A total of 458 patients were recruited, and each underwent endoscopy with biopsies before the serum tests were performed. These patients were divided into five groups based on the endoscopic and histological findings: 92 patients in the atrophic gastritis group, 58 in the gastric ulcer group, 90 in the duodenal ulcer group, 141 in the gastric cancer group (40 early gastric cancer and 101 advanced gastric cancer) and 77 (including mild non-atrophic gastritis) served as a control group. Serum samples for PGI and II, G-17, and H. pylori-IgG antibodies estimation were analyzed by ELISA.

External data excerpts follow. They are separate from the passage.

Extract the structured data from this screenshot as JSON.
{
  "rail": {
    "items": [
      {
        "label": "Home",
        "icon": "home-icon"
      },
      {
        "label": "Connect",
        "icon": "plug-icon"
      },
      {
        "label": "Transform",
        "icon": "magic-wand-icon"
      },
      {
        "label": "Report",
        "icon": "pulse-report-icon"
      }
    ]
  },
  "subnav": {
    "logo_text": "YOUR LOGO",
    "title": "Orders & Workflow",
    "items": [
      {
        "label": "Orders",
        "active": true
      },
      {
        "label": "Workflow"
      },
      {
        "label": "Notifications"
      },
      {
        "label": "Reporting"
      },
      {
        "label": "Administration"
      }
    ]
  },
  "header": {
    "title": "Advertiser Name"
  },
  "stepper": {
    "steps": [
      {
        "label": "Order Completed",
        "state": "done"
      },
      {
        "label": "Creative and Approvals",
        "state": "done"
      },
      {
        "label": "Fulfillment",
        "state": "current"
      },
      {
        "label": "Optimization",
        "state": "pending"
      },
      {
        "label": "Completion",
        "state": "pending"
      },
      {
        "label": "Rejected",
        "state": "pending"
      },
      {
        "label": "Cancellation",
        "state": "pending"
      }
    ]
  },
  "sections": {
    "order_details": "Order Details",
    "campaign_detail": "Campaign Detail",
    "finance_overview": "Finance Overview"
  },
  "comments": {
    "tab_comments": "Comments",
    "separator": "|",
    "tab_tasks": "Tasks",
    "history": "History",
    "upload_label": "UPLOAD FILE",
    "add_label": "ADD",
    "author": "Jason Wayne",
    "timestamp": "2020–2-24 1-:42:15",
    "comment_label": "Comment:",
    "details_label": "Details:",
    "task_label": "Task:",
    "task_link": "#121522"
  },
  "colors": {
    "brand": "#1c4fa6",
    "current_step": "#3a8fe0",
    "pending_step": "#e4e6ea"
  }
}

PGI and PGR values decreased significantly both in atrophic gastritis and gastric cancer groups (P < 0.01). For the best discrimination of atrophic gastritis, the cut-off values of PGI and PGR were 82.3 μg/L and 6.05, respectively. The PGI, PGR and G-17 values were related significantly with the grades and/or sites of atrophic gastritis (P < 0.01). Patients with atrophic corpus gastritis had low PGI and PGR values and high G-17 level, and patients with atrophic antral gastritis had low G-17 level. G-17 increased significantly in the gastric cancer group (P < 0.01). PGI and PGR values were significantly lower in patients with advanced gastric cancer than in patients with early gastric cancer, while there was no difference in G-17 level between them. The positivity rate of H. pylori-IgG antibodies was 54.55% in the control group. The PGI level was higher in H. pylori positive patients than in H. pylori negative ones (P < 0.001), while there was no difference in G-17 level between them. The positivity rates of H. pylori-IgG antibodies were over 85% in all other four groups.


Low serum PGI, PGR and G-17 values are biomarkers of atrophic antral gastritis. Atrophic be screened by serum PGI and PGR values. Gastric cancer can be screened on the basis of increased serum G-17 and remarkedly low serum PGI and PGR values. The H. pylori infection is related to the change of PG level.